An orderly in a blue shower cap and scrubs pushes Katie's bed to the operating room as Steve and Stacy walk alongside it. Katie is lying with the blanket up to her neck and a stuffed animal she brought from home -- Piggy -- next to her.
Removing Katie's ovary
Stacy holds Katie as the doctors administer anesthesia through an IV. Katie screams for 15 seconds and is out.
By 10:20 a.m., while Katie lies in recovery, Oktay breezes through the door of nearby Weill Cornell carrying her left ovary in a plastic container.
He takes it to Room 405, marked "Laboratory" in red letters.
He uses a tweezer to remove the ovary from the container. It looks like a pink lima bean. "You cannot just freeze the tissue like you put food in your freezer or the eggs will not survive," Oktay explains as he works.
He cuts the ovary with a scalpel into tiny slivers like grains of rice. What's important is the thinness of the slices, because a medical anti-freeze substance must penetrate the tissue before it is frozen or ice crystals will form that damage the eggs. The soaked ovary pieces are placed in vials and frozen slowly over three hours. Then they will be stored until Katie -- decades from now -- is ready to have children.
Decision to use bone marrow
At the end of the month, the Trebings learn that Boulad definitely wants to use Christopher's actual bone marrow for Katie's transplant instead of his cord blood.

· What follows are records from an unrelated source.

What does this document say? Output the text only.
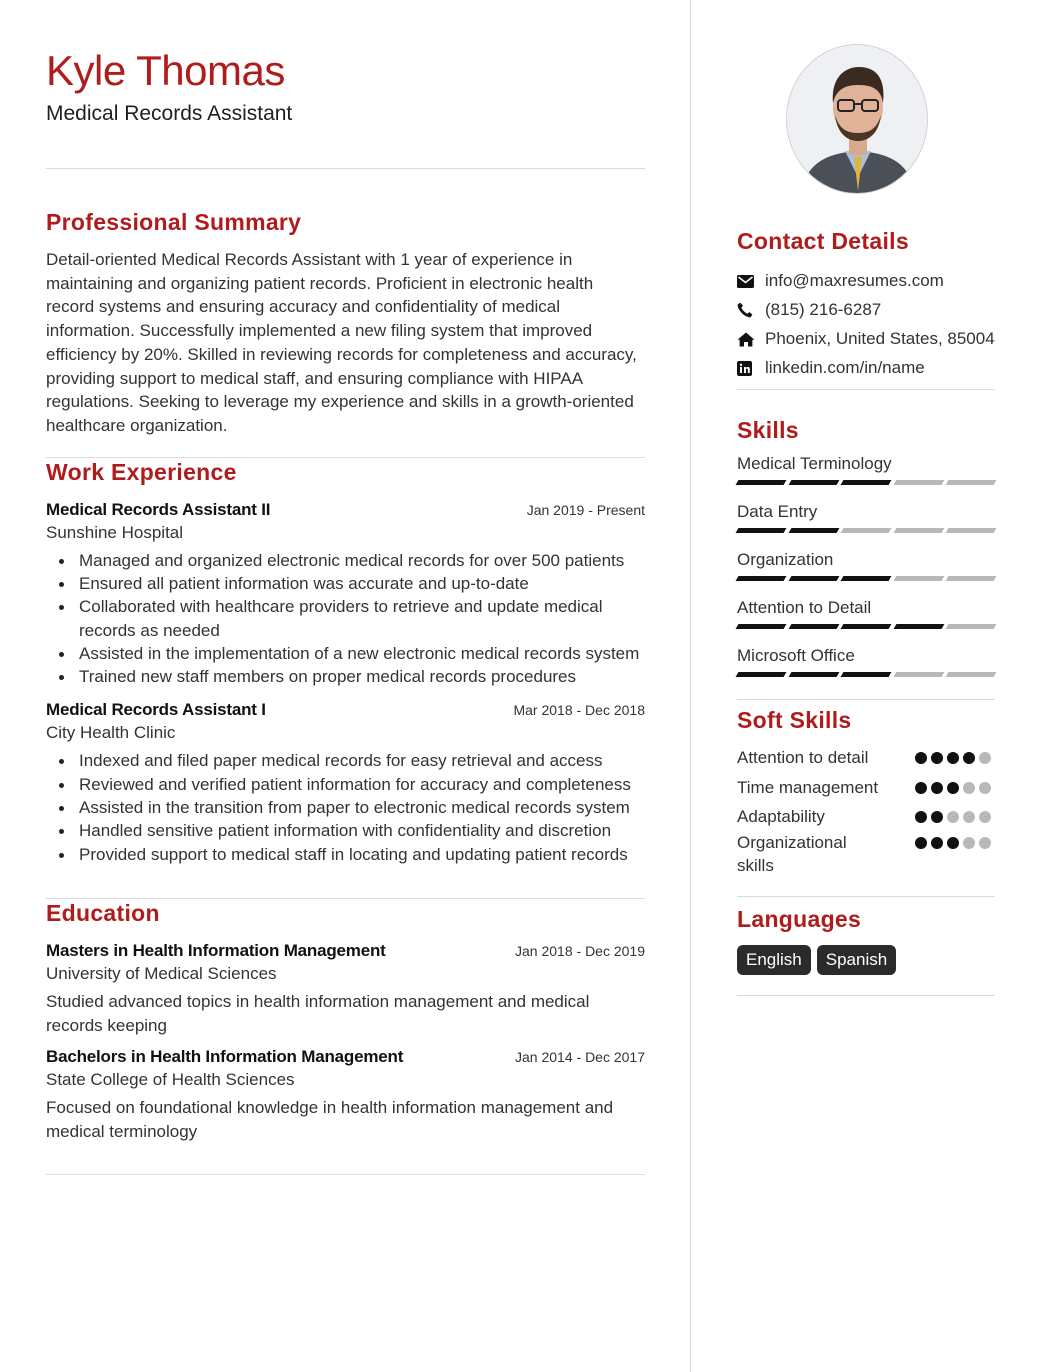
Kyle Thomas
Medical Records Assistant
Professional Summary

Detail-oriented Medical Records Assistant with 1 year of experience in maintaining and organizing patient records. Proficient in electronic health record systems and ensuring accuracy and confidentiality of medical information. Successfully implemented a new filing system that improved efficiency by 20%. Skilled in reviewing records for completeness and accuracy, providing support to medical staff, and ensuring compliance with HIPAA regulations. Seeking to leverage my experience and skills in a growth-oriented healthcare organization.

Work Experience
Medical Records Assistant II	Jan 2019 - Present
Sunshine Hospital
Managed and organized electronic medical records for over 500 patients
Ensured all patient information was accurate and up-to-date
Collaborated with healthcare providers to retrieve and update medical records as needed
Assisted in the implementation of a new electronic medical records system
Trained new staff members on proper medical records procedures
Medical Records Assistant I	Mar 2018 - Dec 2018
City Health Clinic
Indexed and filed paper medical records for easy retrieval and access
Reviewed and verified patient information for accuracy and completeness
Assisted in the transition from paper to electronic medical records system
Handled sensitive patient information with confidentiality and discretion
Provided support to medical staff in locating and updating patient records
Education
Masters in Health Information Management	Jan 2018 - Dec 2019
University of Medical Sciences

Studied advanced topics in health information management and medical records keeping

Bachelors in Health Information Management	Jan 2014 - Dec 2017
State College of Health Sciences

Focused on foundational knowledge in health information management and medical terminology

Contact Details
info@maxresumes.com
(815) 216-6287
Phoenix, United States, 85004
linkedin.com/in/name
Skills
Medical Terminology
Data Entry
Organization
Attention to Detail
Microsoft Office
Soft Skills
Attention to detail
Time management
Adaptability
Organizational skills
Languages
English	Spanish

He believes that will better Katie's chances.
That means Christopher will have to come into the hospital for pre-transplant blood workups as well. He'd already been to Sloan-Kettering once to have his blood drawn to make sure his marrow would indeed be an exact match for Katie -- and it had taken three nurses more than an hour to get blood from him. Because Christopher is so chubby, poking him in the arm didn't work and the nurses had to hold him down and draw blood from his ankle as he screamed and squirmed.
But then things stall. Katie gets a common parasite doctors think she contracted while playing in dirt in the yard. This delays the transplant for four weeks.
The delays only continue.
On April 1, Katie has strep throat. A new appointment date is set -- May 1 -- but on that day Katie wakes up with a runny nose. While they wait for that to clear up, Christopher turns 1, on May 4, 2006.
Trip to the hospital
The Trebings try again on the morning of May 15. On the drive to the Upper East Side, Katie watches "Cinderella." She wears a light blue hat with "Katie" written on it in purple script, decorated with butterfly and ladybug pins. Steve's Aunt Kathy gave it to her to wear when her hair falls out.
Stacy feels it's a good sign when she notices the church on East 68th Street, across from the hospital, is St. Catherine of Siena, the same name as the Smithtown hospital where her children were born.
Katie pulls her American Girl suitcase into the hospital, rolling it behind her like the hospital pro she is. The Trebings report to the ninth floor and are assigned what will be Katie's room for the next six weeks, the room where her future will be decided.